Recouvrement fiscal : Inopposabilité à l'acquéreur de la dette fiscale prescrite du vendeur (Cass. adm. 2001)
La Cour Suprême a jugé qu'une dette fiscale prescrite du vendeur ne peut être opposée à l'acquéreur. La solidarité fiscale ne fait pas échec à la prescription de quatre ans, rendant la créance irrécouvrable auprès du nouveau propriétaire.
Points clés
- Une dette fiscale prescrite du vendeur est inopposable au nouvel acquéreur.
- Le mécanisme de la solidarité fiscale ne peut faire échec à l'exception de prescription.
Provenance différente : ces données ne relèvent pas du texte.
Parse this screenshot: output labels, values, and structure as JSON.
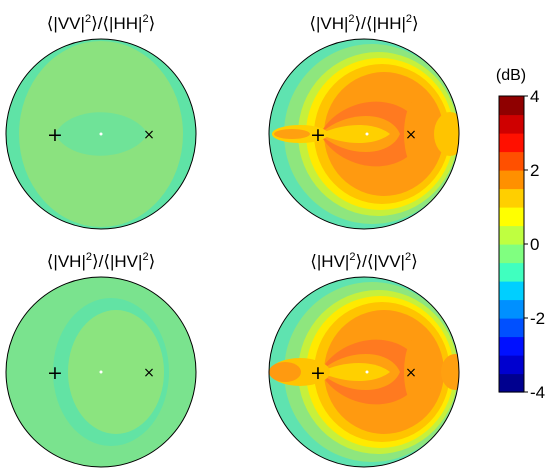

- La prescription de quatre ans (Dahir du 21 août 1935) éteint l'action en recouvrement, empêchant le report de la créance sur le nouvel acquéreur.
Résumé
La Cour Suprême, dans un arrêt de 2001, a statué de manière décisive sur l'inopposabilité d'une dette fiscale prescrite à l'acquéreur d'un bien. La décision annule une tentative administrative de reporter le paiement d'une dette fiscale, déjà éteinte par prescription à l'encontre du propriétaire initial, sur le nouveau propriétaire. Le juge suprême a clairement établi que le principe de solidarité fiscale entre l'ancien et le nouveau propriétaire ne saurait prévaloir sur l'exception de prescription. En effet, dès lors que le délai de prescription de quatre ans, prévu par le Dahir du 21 août 1935, est acquis au profit du redevable principal, l'action en recouvrement est considérée comme éteinte. Par conséquent, la créance fiscale ne peut plus être légalement reportée sur le nouvel acquéreur, même en vertu des règles de solidarité. Cette jurisprudence protège les acquéreurs de biens immobiliers contre des dettes fiscales antérieures et prescrites, renforçant la sécurité juridique des transactions et la stricte application des délais de prescription en matière fiscale.
Texte
La Cour Suprême annule la décision administrative mettant à la charge du nouvel acquéreur le paiement d'une dette fiscale déjà prescrite à l'encontre du propriétaire initial. Le juge suprême établit que le mécanisme de la solidarité fiscale entre l'ancien et le nouveau propriétaire ne saurait faire échec à l'exception de prescription. Le codébiteur solidaire est ainsi fondé à se prévaloir de la prescription de quatre ans, prévue par le Dahir du 21 août 1935, acquise au profit du redevable principal. Dès lors que l'action en recouvrement était éteinte à l'égard de ce dernier, la créance ne pouvait légalement être reportée sur le nouvel acquéreur. La dévolution de la charge fiscale est donc privée d'effet si elle porte sur une dette déjà prescrite.